Trade Park’s plans surfaced this week as part of a trove of leaked corporation records from Formations House, a United Kingdom firm that specializes in creating offshore “shell companies” for clients. Its website claims the firm has incorporated more than 400,000 firms for its customers over the course of more than 15 years. The starting price of incorporating a shell company: $26.
NBC News joined more than a dozen news organizations around the world, including The Times of London, the South Morning China Post and the Organized Crime and Corruption Reporting Project, in analyzing the leaked documents.
The trove was first obtained by the activist group Distributed Denial of Secrets, a self-proclaimed transparency group formed in 2018 with a board of directors that includes hackers, journalists and an Icelandic politician.

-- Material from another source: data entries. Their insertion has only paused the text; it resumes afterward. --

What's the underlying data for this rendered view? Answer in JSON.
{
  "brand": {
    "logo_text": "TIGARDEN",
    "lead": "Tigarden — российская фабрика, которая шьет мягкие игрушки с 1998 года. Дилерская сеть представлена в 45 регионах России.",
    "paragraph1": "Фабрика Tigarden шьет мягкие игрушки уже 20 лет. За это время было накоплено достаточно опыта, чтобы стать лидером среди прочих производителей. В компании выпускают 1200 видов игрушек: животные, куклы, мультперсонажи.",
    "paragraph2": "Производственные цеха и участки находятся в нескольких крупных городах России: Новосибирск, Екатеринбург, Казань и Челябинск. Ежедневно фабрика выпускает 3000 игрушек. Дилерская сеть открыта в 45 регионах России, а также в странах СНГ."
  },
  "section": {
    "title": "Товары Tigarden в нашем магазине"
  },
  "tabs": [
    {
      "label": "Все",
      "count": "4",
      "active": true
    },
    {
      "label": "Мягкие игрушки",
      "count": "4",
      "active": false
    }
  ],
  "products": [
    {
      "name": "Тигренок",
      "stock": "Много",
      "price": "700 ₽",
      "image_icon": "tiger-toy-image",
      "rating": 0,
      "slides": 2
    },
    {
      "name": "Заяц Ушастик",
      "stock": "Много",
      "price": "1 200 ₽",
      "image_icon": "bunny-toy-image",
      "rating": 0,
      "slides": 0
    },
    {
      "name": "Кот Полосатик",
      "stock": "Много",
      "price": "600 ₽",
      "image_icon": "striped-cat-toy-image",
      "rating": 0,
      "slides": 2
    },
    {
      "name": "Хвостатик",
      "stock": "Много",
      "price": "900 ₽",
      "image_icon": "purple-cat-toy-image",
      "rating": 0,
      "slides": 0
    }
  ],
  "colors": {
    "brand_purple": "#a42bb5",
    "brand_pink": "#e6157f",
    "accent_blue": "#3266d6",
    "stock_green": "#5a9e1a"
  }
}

It has shared leaked material from Russian officials on that nation’s conflict with Ukraine and its work has been profiled by the BBC and The New York Times. It says it verifies the authenticity of any material it releases.
The leaked documents provide a glimpse into London’s massive company services industry, a factory for offshore shell companies that the United Kingdom’s law enforcement has said is regularly tainted by malfeasance, and to the global reach of Formations House.